My grandfather helped my dad build a pitcher’s mound in the backyard when I was 2. I rode all over Texas watching my uncle play ball in high school, then college, then semi-pro. My earliest memories are framed by the diamond shape of chain-link fencing. The summer after I turned 5, I finally got to play for real. That’s when it really took hold. I was (am) an up-tight, awkward individual prone to misreading social cues and saying or doing the wrong thing at the wrong time. But give me a pair of cleats and a glove, put me on a field with red dirt and green grass, and I’m home.

It just always made sense to me. Baseball relaxed me more than anything else ever has. It satisfied me, gave me confidence and a sense of accomplishment that I never would have gotten anywhere else. It gave me a goal to focus on and work toward, something I could own; something I could see growing and improving.

Watching Alex grow up, I’ve longed for him to find his place, somewhere he belongs. Something he can throw himself into and focus on. I’ve prayed for it, wished for it, obsessed over it. I’ve just always figured his “place” would be a skill or interest like mine was. It didn’t even have to be something active. I’d have been overjoyed to see him immerse himself in reading or music or art — anything, just some sort of outlet.

I think we finally found it a few weeks ago. Strangely enough, though, Alex’s place is actually a place.

My mom rented a condo on the Gulf coast a couple of weeks ago, and we spent three straight days with her at the beach. I was worried. Alex hadn’t been to the coast since he was about 2, and that trip had been a rough one — sunscreen in the eyes, saltwater in the mouth, too much noise and activity.
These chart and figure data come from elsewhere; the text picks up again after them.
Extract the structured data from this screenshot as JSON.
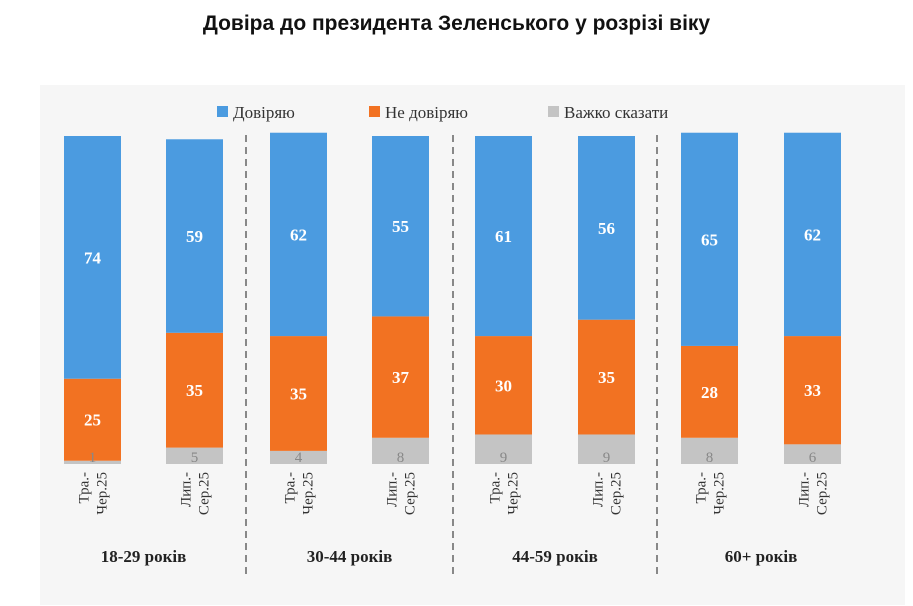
{
  "title": "Довіра до президента Зеленського у розрізі віку",
  "chart_data": {
    "type": "bar",
    "stacked": true,
    "legend_position": "top",
    "colors": {
      "trust": "#4b9be0",
      "distrust": "#f27222",
      "hard": "#c4c4c4",
      "label_light": "#ffffff",
      "label_dark": "#888888",
      "divider": "#888888",
      "text": "#222222"
    },
    "series": [
      {
        "key": "trust",
        "name": "Довіряю"
      },
      {
        "key": "distrust",
        "name": "Не довіряю"
      },
      {
        "key": "hard",
        "name": "Важко сказати"
      }
    ],
    "groups": [
      {
        "label": "18-29 років",
        "bars": [
          {
            "period_line1": "Тра.-",
            "period_line2": "Чер.25",
            "trust": 74,
            "distrust": 25,
            "hard": 1
          },
          {
            "period_line1": "Лип.-",
            "period_line2": "Сер.25",
            "trust": 59,
            "distrust": 35,
            "hard": 5
          }
        ]
      },
      {
        "label": "30-44 років",
        "bars": [
          {
            "period_line1": "Тра.-",
            "period_line2": "Чер.25",
            "trust": 62,
            "distrust": 35,
            "hard": 4
          },
          {
            "period_line1": "Лип.-",
            "period_line2": "Сер.25",
            "trust": 55,
            "distrust": 37,
            "hard": 8
          }
        ]
      },
      {
        "label": "44-59 років",
        "bars": [
          {
            "period_line1": "Тра.-",
            "period_line2": "Чер.25",
            "trust": 61,
            "distrust": 30,
            "hard": 9
          },
          {
            "period_line1": "Лип.-",
            "period_line2": "Сер.25",
            "trust": 56,
            "distrust": 35,
            "hard": 9
          }
        ]
      },
      {
        "label": "60+ років",
        "bars": [
          {
            "period_line1": "Тра.-",
            "period_line2": "Чер.25",
            "trust": 65,
            "distrust": 28,
            "hard": 8
          },
          {
            "period_line1": "Лип.-",
            "period_line2": "Сер.25",
            "trust": 62,
            "distrust": 33,
            "hard": 6
          }
        ]
      }
    ],
    "ylim": [
      0,
      100
    ]
  }
}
He didn’t have a very good time. Like so many of the other things we’d tried to do with him, he looked like he wanted to really enjoy it, but the crossed wires in his psyche just wouldn’t cooperate.

Four years later, the wiring gave us no such trouble. It was like he was born in the ocean and had returned for the first time in six years. We spent hours each day wading, sifting sand, “pushing waves” (his term) and just relaxing. We had to force him out of the water to eat, otherwise he’d have gone hungry all weekend.

His favorite thing to do was wade out to a depth that put the water level at his chest when he dropped to his knees. Then he would just sit on his haunches, grab handfuls of wet sand off the bottom and let the waves rock him back and forth as they washed in and receded. This put him in a meditative state. I’ve rarely seen him so relaxed, and certainly not in a public place with a bunch of strangers around.

Enjoying the all-over pressure of some good waves

The runner-up spot on Alex’s list of top beach activities was lying on a boogie board and having me drag him out to a sandbar where the water was chest deep on me. He swims but not nearly well enough to deal with the surf that was breaking that weekend, so I had to keep a tight grip on the board and pay attention to its angle as the waves came in. He loved getting pounded by the surf. Every time a wave knocked him off the board I worried that he would drown from laughing so hard.

He struck up a conversation with everybody who happened by. “Hi. Do you like the salty water? Watch out for those big waves!” He was acting like a lifelong beach bum. What’s more, he looked the part, too. After three days in the sun and surf, Alex’s skin was a deep, golden-brown complexion that a potato-eating, wannabe Mick like myself can only dream about. I was so happy just watching him that I didn’t even mind my sunburn.

It was a joy I’ve rarely experienced as a father. My son was happy. He was content. He was relaxed. He was friendly and compliant. He found his place. It made me wish badly that we lived on the coast. I can’t wait to go back. And I can’t wait to find the next “place” with him.

1 comment
  1. What a fantastic experience for the both of you! There’s no better feeling than to see your kiddo enjoy himself immensely.